Given the context, it's at least reasonable to argue this is another crazy cracker, good ol' boy from Texas going around and exploiting minor transgressions to their fullest extent under the letter of the law. Just to screw with minorities and establish an illusory dominance over them.
I lived in Austin for a year.
The capital is almost without a doubt the most liberal city in the Lone Star state, or it was in 2001 (admittedly, that's a pretty long time so things may have changed). Even so, I'd here n****r dropped in casual conversation on what seemed like a daily basis. Not just by young kids and bitter senior citizens, and in no way that could be construed as harmless or innocent.
In addition, the State was executing people like crazy. Most of whom were people of color and most of the crimes were not of the incredibly grotesque nature for which liberal use of the death penalty should be reserved.
So it's plausible, but the same coincidence rationale applies and with ever more force.
The number of non-white people in Dallas is obviously and exponentially larger than the number of people directly connected to the NFL or some other approximation. Furthermore, I have no real idea what the racial atmosphere is like in Dallas or Texas today.
My first-hand experience is from another city and damn near a decade ago. I'll give Texas the benefit of the doubt and extend it to Robert Powell via the State's implicit endorsement of him.
More importantly, what makes the interpretation of the episodes a no-brainer for me is we've all seen these kinds of authority figures.
Whether it's a cop in your own city, a security guard at some mall, some yard duty at a high school, a junior officer in your company, whatever. They're people who crave power and abuse whatever little bit of it they have.
Especially against those he/she sees as the biggest threats.

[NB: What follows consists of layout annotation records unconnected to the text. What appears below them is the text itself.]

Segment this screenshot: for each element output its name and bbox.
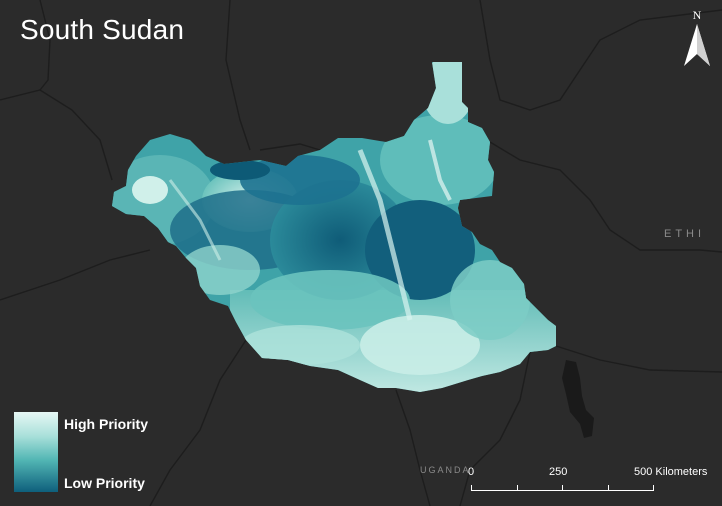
lake-shape [562,360,594,438]
scale-tick [562,485,563,491]
north-arrow-icon [684,24,710,66]
country-label-ethiopia: ETHI [664,228,706,240]
map-title: South Sudan [20,14,185,45]
north-letter: N [692,8,702,22]
legend-high-label: High Priority [64,416,149,432]
legend-low-label: Low Priority [64,475,145,491]
north-arrow: N [680,8,714,70]
scale-tick [608,485,609,491]
scale-tick [471,485,472,491]
scale-tick [517,485,518,491]
scale-bar: 0 250 500 Kilometers [468,466,718,496]
scale-label-250: 250 [549,466,568,478]
scale-label-0: 0 [468,466,475,478]
scale-tick [653,485,654,491]
south-sudan-priority-raster[interactable] [100,50,570,400]
legend-color-ramp [14,412,58,492]
scale-label-500: 500 Kilometers [634,466,708,478]
country-label-uganda: UGANDA [420,465,471,475]
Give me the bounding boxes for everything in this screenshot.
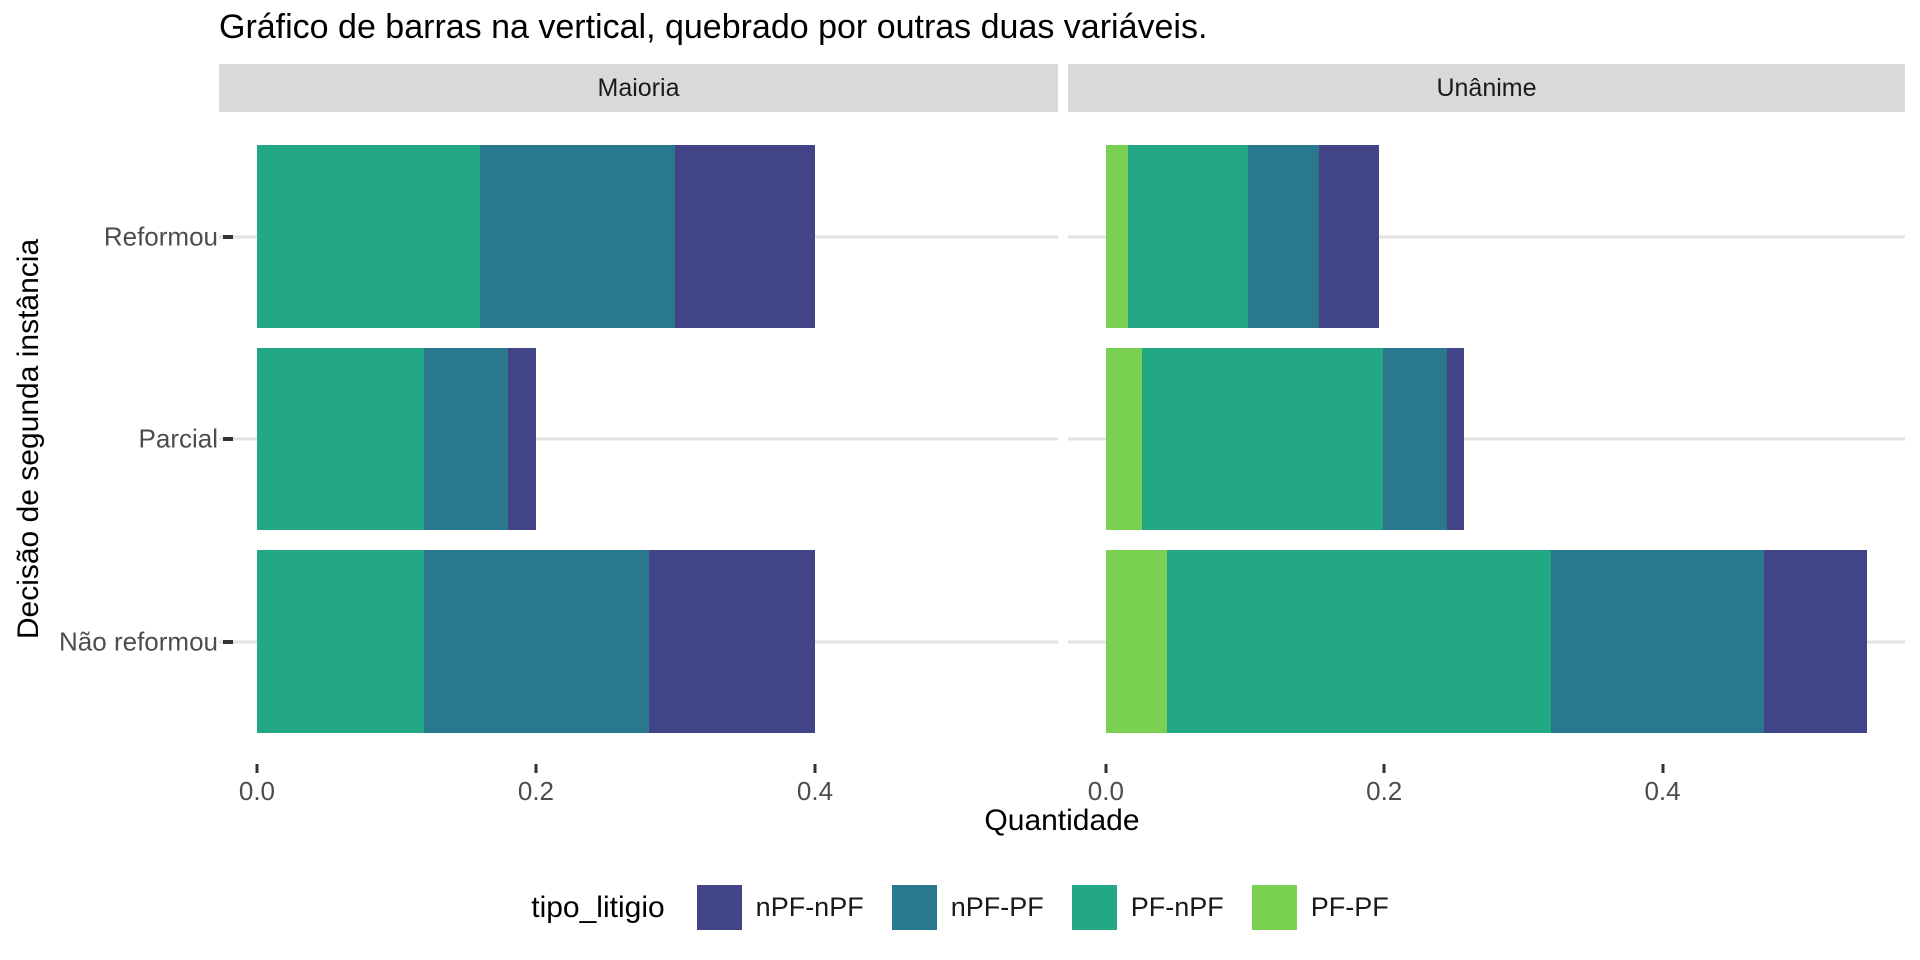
facet-panel (1068, 115, 1905, 763)
x-tick-label: 0.0 (1087, 776, 1124, 806)
bar-segment (256, 550, 425, 733)
x-axis-tick (255, 764, 259, 773)
legend-item: nPF-PF (891, 885, 1044, 930)
y-category-label: Parcial (138, 423, 218, 454)
x-axis-tick (534, 764, 538, 773)
bar-segment (1446, 347, 1464, 531)
bar-segment (1382, 347, 1447, 531)
legend-swatch (696, 885, 742, 930)
legend-item: PF-nPF (1071, 885, 1224, 930)
bar-segment (1167, 550, 1552, 733)
legend-title: tipo_litigio (531, 890, 665, 924)
legend-item-label: PF-PF (1310, 892, 1389, 922)
y-category-label: Não reformou (59, 626, 218, 656)
facet-panel (219, 115, 1058, 763)
bar-segment (508, 347, 536, 531)
bar-segment (480, 145, 676, 328)
facet-strip: Maioria (219, 64, 1058, 112)
grid-line (1068, 437, 1905, 441)
legend-swatch (891, 885, 937, 930)
y-axis-title-text: Decisão de segunda instância (12, 238, 45, 640)
legend-item-label: nPF-nPF (755, 892, 864, 922)
x-tick-label: 0.4 (1644, 776, 1681, 806)
x-tick-label: 0.4 (796, 776, 834, 806)
x-tick-label: 0.2 (1366, 776, 1403, 806)
legend-item: nPF-nPF (696, 885, 864, 930)
y-category-label: Reformou (103, 221, 218, 251)
x-axis-tick (1382, 764, 1386, 773)
x-axis-tick (1661, 764, 1665, 773)
x-tick-label: 0.2 (517, 776, 555, 806)
facet-strip-label: Maioria (597, 73, 680, 102)
bar-segment (648, 550, 815, 733)
bar-segment (1764, 550, 1868, 733)
bar-segment (256, 347, 425, 531)
legend: tipo_litigio nPF-nPF nPF-PF PF-nPF PF-PF (0, 885, 1920, 930)
bar-segment (1105, 347, 1143, 531)
chart-title: Gráfico de barras na vertical, quebrado … (219, 8, 1208, 46)
y-axis-tick (223, 639, 233, 644)
x-axis-tick (813, 764, 817, 773)
y-axis-tick (223, 437, 233, 441)
x-axis-title: Quantidade (984, 804, 1140, 837)
legend-item: PF-PF (1251, 885, 1389, 930)
bar-segment (1128, 145, 1248, 328)
x-axis-tick (1104, 764, 1108, 773)
bar-segment (1105, 145, 1129, 328)
y-axis-title: Decisão de segunda instância (8, 115, 50, 763)
bar-segment (424, 347, 509, 531)
legend-swatch (1251, 885, 1297, 930)
facet-strip-label: Unânime (1436, 73, 1537, 102)
y-axis-tick (223, 234, 233, 239)
bar-segment (1318, 145, 1379, 328)
legend-swatch (1071, 885, 1117, 930)
legend-item-label: PF-nPF (1130, 892, 1224, 922)
bar-segment (256, 145, 481, 328)
bar-segment (1247, 145, 1319, 328)
bar-segment (1105, 550, 1168, 733)
facet-strip: Unânime (1068, 64, 1905, 112)
legend-item-label: nPF-PF (950, 892, 1044, 922)
bar-segment (1551, 550, 1765, 733)
grid-line (1068, 235, 1905, 238)
grid-line (219, 437, 1058, 441)
bar-segment (424, 550, 649, 733)
x-tick-label: 0.0 (238, 776, 276, 806)
bar-segment (1142, 347, 1383, 531)
bar-segment (675, 145, 815, 328)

And a control freak like Powell would logically feel most threatened by those who aren't intimidated by his pseudo-power. It's clear that, under the circumstances, the Moats entourage wasn't intimidated.
And it's not a stretch that the wife of an NFL superstar might exude an entitled, overly-aggressive attitude. Bingo, out come the handcuffs.

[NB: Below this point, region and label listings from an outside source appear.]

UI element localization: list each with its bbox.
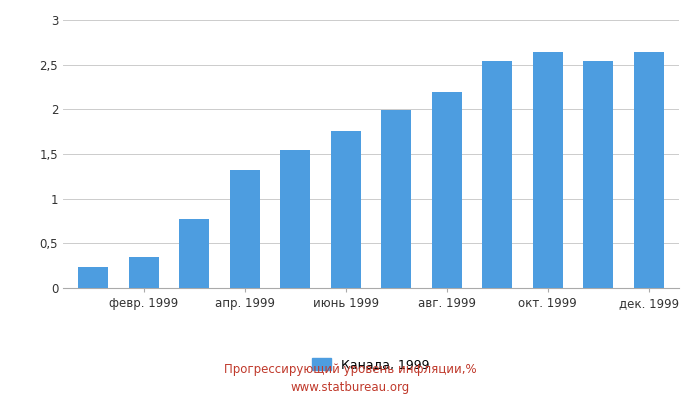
Bar: [280, 150, 310, 288]
Text: Прогрессирующий уровень инфляции,%: Прогрессирующий уровень инфляции,%: [224, 364, 476, 376]
Bar: [230, 170, 260, 288]
Bar: [129, 257, 159, 288]
Bar: [78, 266, 108, 288]
Legend: Канада, 1999: Канада, 1999: [307, 353, 435, 376]
Bar: [533, 52, 563, 288]
Bar: [583, 61, 613, 288]
Bar: [432, 92, 462, 288]
Bar: [381, 110, 412, 288]
Bar: [482, 61, 512, 288]
Bar: [634, 52, 664, 288]
Bar: [179, 219, 209, 288]
Bar: [330, 131, 361, 288]
Text: www.statbureau.org: www.statbureau.org: [290, 382, 410, 394]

Robert Powell may be jealous of anyone with money and glamour. He may be a card-carrying member of the Ku Klux Klan. Who knows? I certainly do not.
I just think the law of probability favors something we've all personally-experienced backed by logical inference rather than reasonable-though-less-likely alternatives that would cause much more of a firestorm.
Unfortunately, some people like to inject as much incendiary scandal into an episode as possible and exploit mere coincidence to do so. But it's just wrong to assign causal relationships between things on such meager data as a sample set of two.
So, as paradigms of journalistic integrity like ESPN await further "progress" with salivating anticipation, I'm taking everything with a grain of salt because the most likely story is the one that will move the least ink.
Which means it's probably the one that's gonna get the least attention.